本連載「松岡功の『今週の明言』」では毎週、ICT業界のキーパーソンたちが記者会見やイベントなどで明言した言葉を幾つか取り上げ、その意味や背景などを解説している。
今回は、SAPジャパン 代表取締役社長の鈴木洋史氏と、ガートナージャパン ディスティングイッシュト バイスプレジデント, アナリストの亦賀忠明氏の発言を紹介する。
「新オフィスをロールモデルとしてSAPグローバルに広げていきたい」
(SAPジャパン 代表取締役社長の鈴木洋史氏)
SAPジャパン 代表取締役社長の鈴木洋史氏
SAPジャパンは9月5日、東京・大手町の新オフィスで業務を開始したのに伴い、メディアに内部を公開するとともに、特徴的な設備やそれらを活用した新しい働き方について記者説明会を開いた。鈴木氏の冒頭の発言はその会見で、SAPグローバルからデザインなどについての制約はなく、むしろ新たな働き方を実現するオフィスのロールモデルとしてSAPグローバルに広げていきたいという意気込みを示したものである。

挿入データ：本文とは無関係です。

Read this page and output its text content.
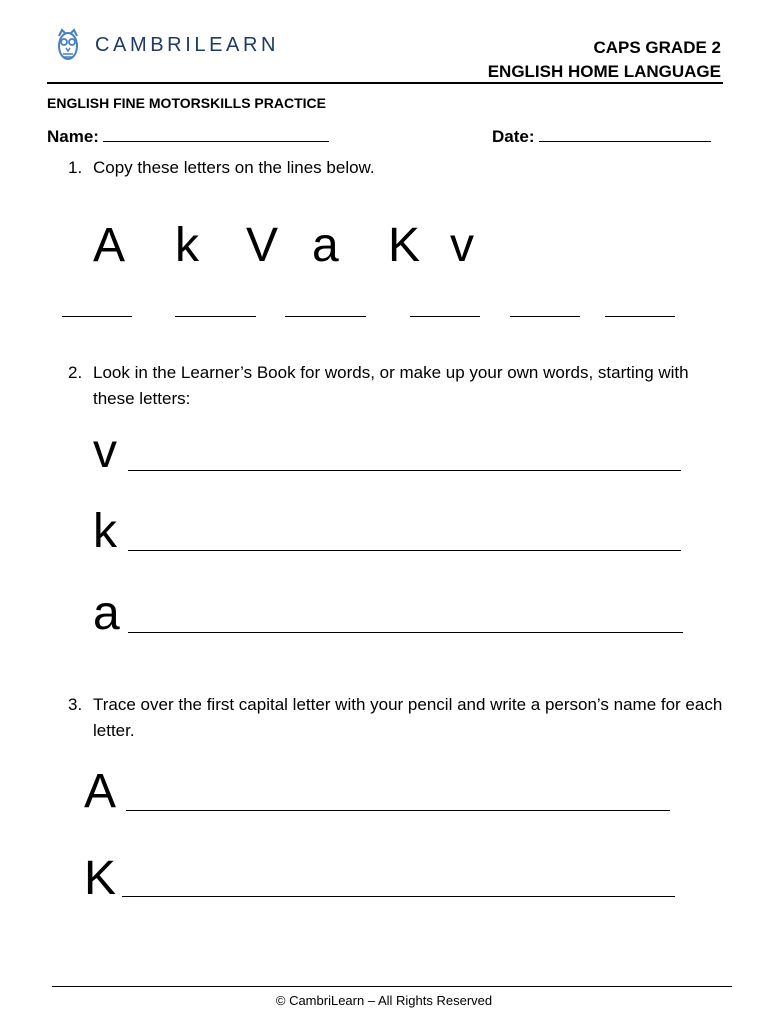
CAMBRILEARN	CAPS GRADE 2
ENGLISH HOME LANGUAGE
ENGLISH FINE MOTORSKILLS PRACTICE
Name:	Date:
1. Copy these letters on the lines below.
A k V a K v
2. Look in the Learner’s Book for words, or make up your own words, starting with these letters:
v
k
a
3. Trace over the first capital letter with your pencil and write a person’s name for each letter.
A
K
© CambriLearn – All Rights Reserved
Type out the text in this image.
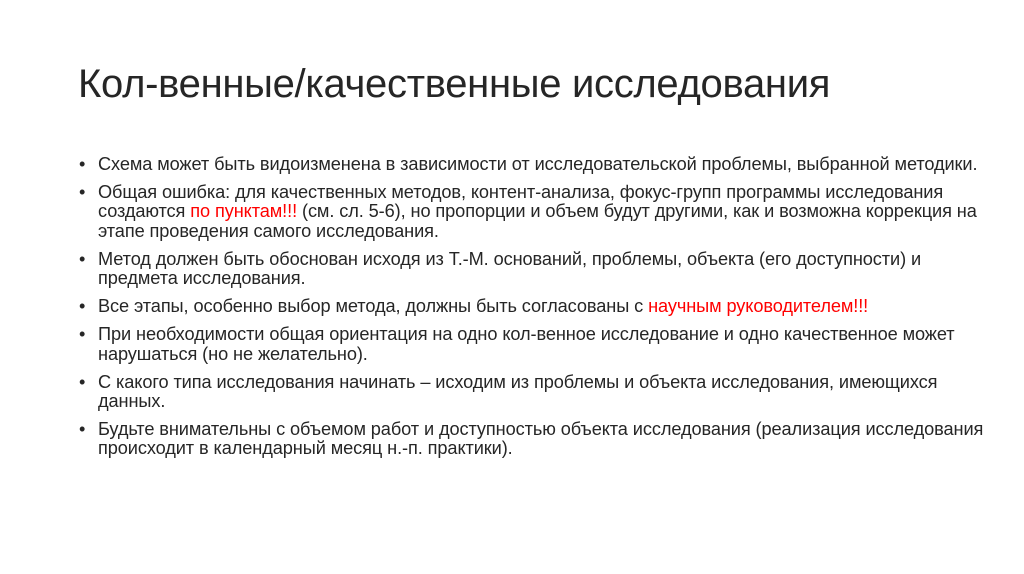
Кол-венные/качественные исследования
• Схема может быть видоизменена в зависимости от исследовательской проблемы, выбранной методики.
• Общая ошибка: для качественных методов, контент-анализа, фокус-групп программы исследования создаются по пунктам!!! (см. сл. 5-6), но пропорции и объем будут другими, как и возможна коррекция на этапе проведения самого исследования.
• Метод должен быть обоснован исходя из Т.-М. оснований, проблемы, объекта (его доступности) и предмета исследования.
• Все этапы, особенно выбор метода, должны быть согласованы с научным руководителем!!!
• При необходимости общая ориентация на одно кол-венное исследование и одно качественное может нарушаться (но не желательно).
• С какого типа исследования начинать – исходим из проблемы и объекта исследования, имеющихся данных.
• Будьте внимательны с объемом работ и доступностью объекта исследования (реализация исследования происходит в календарный месяц н.-п. практики).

新オフィスは、SAPが2021年6月にグローバルで掲げたニューノーマル時代における新しい働き方の方針「Pledge to Flex」に基づいて具現化したという。Pledge to Flexは、「Flex Location」(勤務地の柔軟性)、「Flex Time」(働く時間の柔軟性)、「Flex Workspace」(働く場所の柔軟性)の3つを軸としており、新オフィスはFlex Workspaceの実現を目指した取り組みである。
鈴木氏はこの点について、「SAPはPledge to Flexを通じて、従業員一人一人が働きがいをフルに実感して最高のパフォーマンスを発揮できる環境の提供を目指している。働きがいとは、従業員が自らの仕事に対して情熱や意欲、モチベーションを高く持つことだと思っている。新オフィスは単なる就業スペースではなく、Pledge to Flexを通じてリモートワークと両立する柔軟な働く場所の実現を目指していることが大きな特徴だ」と強調した。
その実現に向けて、新オフィスはSAPジャパンとしてさらに図1に記した3つのコンセプトを打ち出し、これらを具現化するための取り組みとして、「進化し続けるオフィスレイアウト」(図2)や「従業員のウェルビーイングをサポートするオフィス」など4つの取り組みを明示した。
図1:新オフィスの3つのコンセプト(出典:SAPジャパン)
図2:進化し続けるオフィスレイアウト(出典:SAPジャパン)
この4つの取り組みなど会見で説明があった内容については速報記事をご覧いただくとして、筆者が今回の新オフィスをめぐる話で注目したのは、Pledge to Flexという方針に則っているだけでなく、実際のオフィスづくりにおいても基本的なデザインやコーポレートカラーの使用など、SAPグローバルとしての制約があるのではないかということだ。実際、グローバル企業ではブランドイメージの統一を図る意味から制約があるところも。つまりは、今回のような新オフィスづくりにおいて、グローバル企業の代表格であるSAPでは現地法人にどこまでの裁量を与えているのかということだ。この点について、鈴木氏は次のように答えた。
「Pledge to Flexに則り、具体的なオフィスづくりはSAPジャパンで進めた。もちろん、その過程ではSAPグローバルとも緊密にやりとりしてきた。SAPグローバルの中でも働き方改革に向けた新オフィスづくりは日本が先駆けとなるので、むしろSAPジャパンの取り組みをロールモデルにしてSAPグローバルに広げていきたいと考えている」
冒頭の発言はこのコメントから抜粋したものである。その心意気や良し。2020年4月にSAPジャパンの社長に就いた鈴木氏は、これまで2年半、まさしくコロナ禍のマネジメントに終始してきたが、その経験をニューノーマル時代にどう生かしていくか。注目していきたい。